Ora, tudo isso veio gradativamente à tona e forçou Kant a uma terceira "Crítica", para assim poder lançar os fundamentos do inteiro sistema crítico. E, de certo modo, Kant cede à força dos argumentos ao mesmo tempo em que teme ver prolongar-se indefinidamente a tarefa crítica. É particularmente interessante observar na primeira "Introdução à Crítica do Juízo" o reconhecimento da complexificação de sua tarefa com termos impressionistas: por exemplo, o variegado empírico da natureza é apresentado como uma "inquietante disparidade". Ao mesmo tempo, Kant quer redigir o sistema metafísico das ciências naturais e o dos costumes: o tempo passa, ele envelhece.
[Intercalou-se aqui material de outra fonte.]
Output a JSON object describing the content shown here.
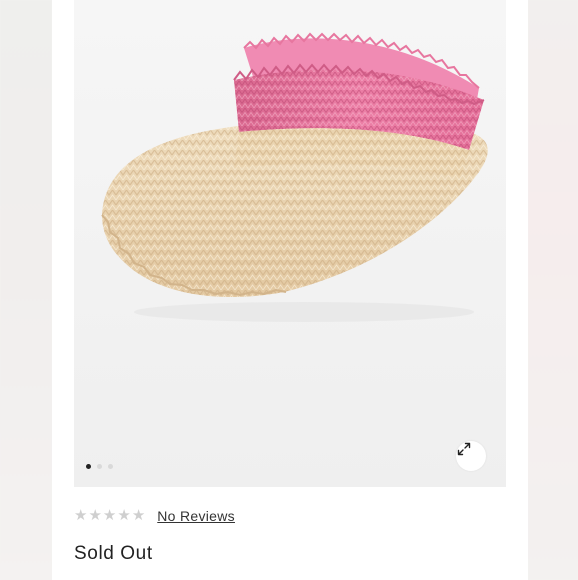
{
  "product": {
    "rating": {
      "stars_filled": 0,
      "stars_total": 5,
      "reviews_label": "No Reviews"
    },
    "availability": "Sold Out"
  },
  "gallery": {
    "images_count": 3,
    "active_index": 0
  },
  "colors": {
    "pink_band": "#e86fa0",
    "straw": "#e9d3b1",
    "star_empty": "#cfcfcf"
  },
  "icons": {
    "expand": "expand-icon",
    "star": "star-icon"
  }
}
Em 26 de maio de 1789, Kant reclama do fato de que Marcus Herz lhe enviou o manuscrito do "Ensaio sobre a Filosofia Transcendental" de Maimon; afinal, a obra é grande e difícil, e ele, "com 66 anos, (tem) a enorme tarefa de terminar (seu) plano, de um lado, publicando a última parte da 'Crítica', a saber, 'do Juízo', que deve sair logo, de outra parte, elaborando um sistema de metafísica, da natureza assim como dos costumes, conforme às exigências críticas". Mas, na introdução oficial da "Crítica do Juízo", o tom é sereno, confiante. As peças encaixam-se, a tarefa crítica está terminada, a "disparidade inquietante" encontrou seu lugar: o tom da introdução é professoral, a autoridade está restabelecida. Pelo menos na superfície as águas estão calmas.
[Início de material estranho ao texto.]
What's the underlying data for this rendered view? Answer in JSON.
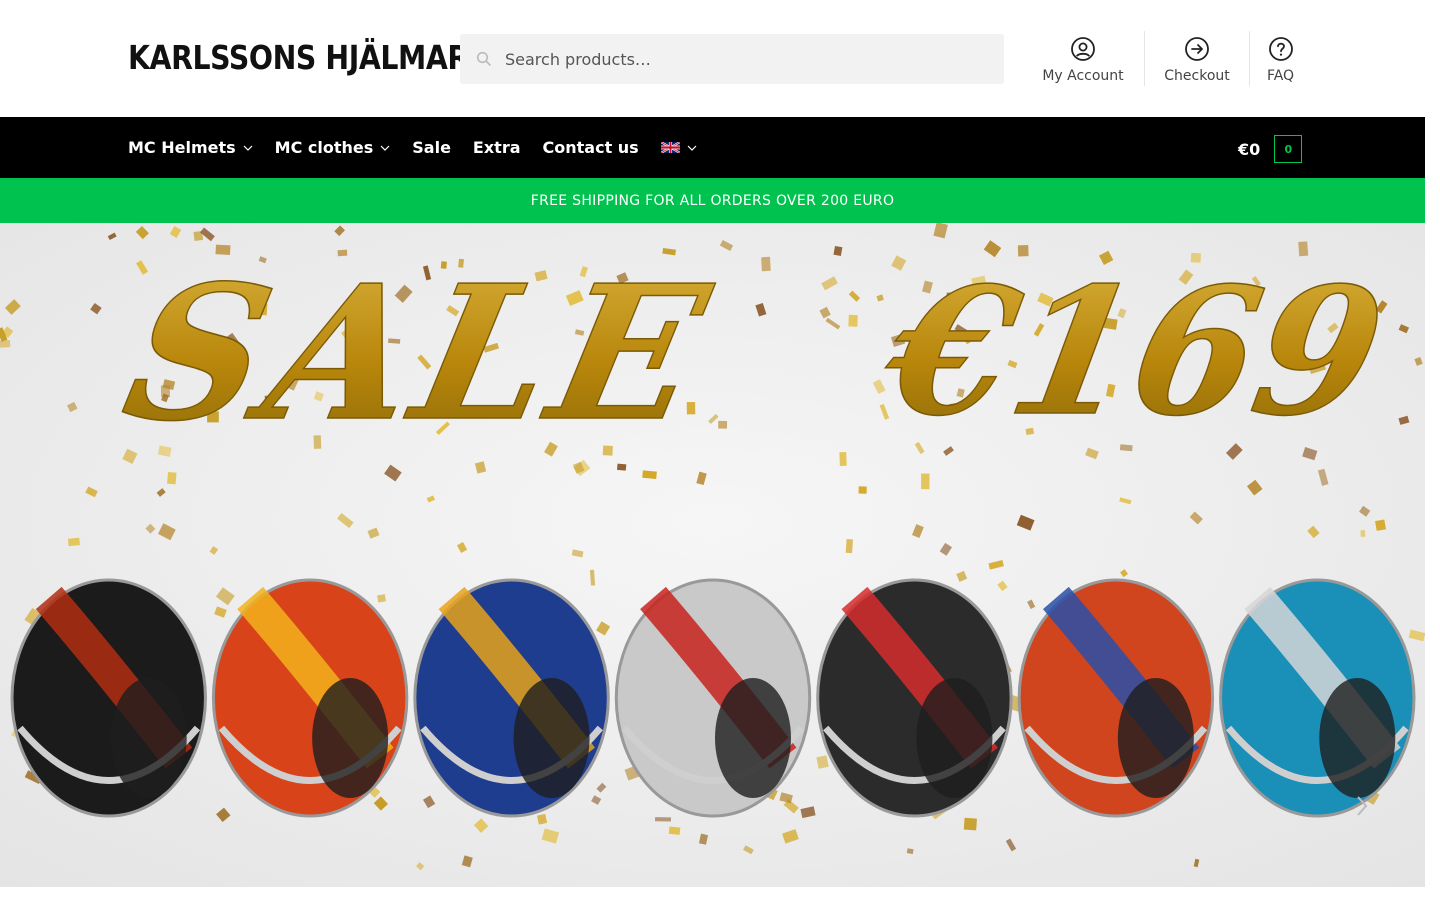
{
  "header": {
    "logo": "KARLSSONS HJÄLMAR",
    "search": {
      "placeholder": "Search products…"
    },
    "links": [
      {
        "label": "My Account",
        "icon": "user-circle-icon"
      },
      {
        "label": "Checkout",
        "icon": "arrow-circle-right-icon"
      },
      {
        "label": "FAQ",
        "icon": "question-circle-icon"
      }
    ]
  },
  "nav": {
    "items": [
      {
        "label": "MC Helmets",
        "has_dropdown": true
      },
      {
        "label": "MC clothes",
        "has_dropdown": true
      },
      {
        "label": "Sale",
        "has_dropdown": false
      },
      {
        "label": "Extra",
        "has_dropdown": false
      },
      {
        "label": "Contact us",
        "has_dropdown": false
      }
    ],
    "language_icon": "uk-flag-icon",
    "cart": {
      "total": "€0",
      "count": "0"
    }
  },
  "banner": {
    "text": "FREE SHIPPING FOR ALL ORDERS OVER 200 EURO"
  },
  "hero": {
    "headline": "SALE",
    "price": "€169",
    "helmet_count": 7
  },
  "colors": {
    "accent_green": "#00c24f",
    "nav_bg": "#000000",
    "gold": "#b8860b"
  }
}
A utilidade da publicação das duas "Introduções" parece-me assim evidente; R. Terra insiste com razão no Kant que pensa ao escrever, as "Introduções" mostram como ele apaga os vestígios ao publicar. A arte de escrever tem seu contraponto na arte de ler. Para terminar, gostaria de ressaltar a qualidade acadêmica do trabalho. Um único (mas pequeno) senão: o organizador (ou sua equipe) poderia ter feito notas ao longo da tradução. Pelo menos num caso a ausência de notas foi prejudicial. Kant fez uma longa nota ao fim da parte 8ª da "Primeira Introdução". Ele a suprimiu na introdução oficial da primeira edição da "Crítica do Juízo", mas voltou a publicá-la, modificada, no início da seção 3ª, da segunda edição. É uma pena que isto não tenha sido comentado. A nota faz referência a uma crítica que Kant teria sofrido em relação ao que escreveu numa nota da pág. 9 (ed. Academia) do prefácio da "Crítica da Razão Prática". Ninguém descobriu quem fez a objeção. Espero que, na reedição deste trabalho, se possa saber finalmente quem é o autor da objeção.